Nous constatons ceci :
- en dehors du confinement, les mesures nécessaires n’ont pas été prises pour protéger les personnels et notamment ceux qui se retrouvent sur le terrain,

- le ministre Blanquer n’a toujours pas donné suite à l’avis exprimé lors du Comité Hygiène Sécurité et Conditions de Travail ministériel (CHSCTM) du 3 avril demandant « un dépistage généralisé aux personnels et aux élèves comme préalable à toute reprise d’activité »,

- le 1er ministre et le ministre Blanquer n’appuient leurs décisions sur aucune étude scientifique alors que celle publiée par l’Institut Pasteur le 21 avril déconseille fortement le déconfinement le 11 mai et celle du conseil scientifique avait préconisé, le 20 avril, une réouverture pour les établissements scolaires qu’en septembre ;

- dans nos établissements, les gestes barrières seront impossibles à appliquer.

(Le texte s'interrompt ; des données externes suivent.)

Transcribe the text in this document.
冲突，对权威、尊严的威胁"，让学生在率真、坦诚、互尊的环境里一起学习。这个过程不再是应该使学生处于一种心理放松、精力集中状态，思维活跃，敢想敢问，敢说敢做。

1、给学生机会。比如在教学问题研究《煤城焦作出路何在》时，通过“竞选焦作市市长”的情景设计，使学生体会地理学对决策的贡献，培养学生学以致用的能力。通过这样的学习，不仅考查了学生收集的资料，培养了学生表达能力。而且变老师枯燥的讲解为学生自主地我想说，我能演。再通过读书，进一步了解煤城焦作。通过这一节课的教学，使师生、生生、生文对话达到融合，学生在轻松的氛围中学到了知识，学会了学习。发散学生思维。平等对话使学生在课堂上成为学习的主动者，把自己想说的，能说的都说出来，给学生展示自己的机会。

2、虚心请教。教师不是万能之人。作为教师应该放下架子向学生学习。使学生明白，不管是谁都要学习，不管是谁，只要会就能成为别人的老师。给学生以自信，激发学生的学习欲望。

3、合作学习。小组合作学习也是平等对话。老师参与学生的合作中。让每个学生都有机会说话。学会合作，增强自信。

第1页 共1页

Même avec 15 élèves par classe, en maternelle ou en élémentaire observer une distanciation sociale en classe, dans la cour de récréation ou bien encore à la cantine est impossible,

- le rôle qui nous est assigné est en définitive celui de garderie voire de terrain d’expérimentation de l’immunité de groupe,

- avec le recours au télétravail pendant le confinement, la réglementation du travail a été contournée. Lors du déconfinement, un cran supplémentaire serait franchi avec la superposition du travail en présentiel et à distance. Nos statuts et obligations de service pourraient varier en fonction de l’appréciation locale.

Nous déplorons que le ministre n’apporte aucune garantie :

- sur le dépistage systématique des personnels et des élèves avant toute réouverture d’établissement
- sur la fourniture de matériel de protection (masques FFP2, savon, gel hydroalcoolique, serviettes jetables, …), celle-ci étant renvoyée aux collectivités
- adaptation de la capacité d’accueil des locaux et du respect des gestes barrières (classes, sanitaires, entrées et sorties, voies de circulation, matériel s pédagogiques, …)
- sur la nature du protocole de reprise, l’appréciation de la situation et la décision finale étant laissée aux élus locaux et directeurs d’école.
Pourtant, assurer la surveillance des personnels à risque est une obligation réglementaire qui incombe à notre employeur (article 24 du décret 82-453 modifié).
Il en va de la santé, de l’avenir et de la vie des collègues, de nos élèves et de leurs parents.

Nous exigeons :

- le dépistage systématique de tous les personnels et des élèves conformément à l’avis du CHSCT ministériel,
- la mise en œuvre de toutes les mesures de protection nécessaires (équipements de protection à hauteur des besoins, désinfection totale des locaux, tests quotidiens, masques FFP2, …) pour tous les personnels.
- le respect de nos obligations de service et de la réglementation en matière de missions et de temps de travail.

Nous avertissons :

Si le 11 mai ces conditions n’étaient pas réunies, nous serions dans l’obligation, avec le soutien du SNUDI FO 27 notamment, d’exercer notre droit de retrait ou notre droit de grève.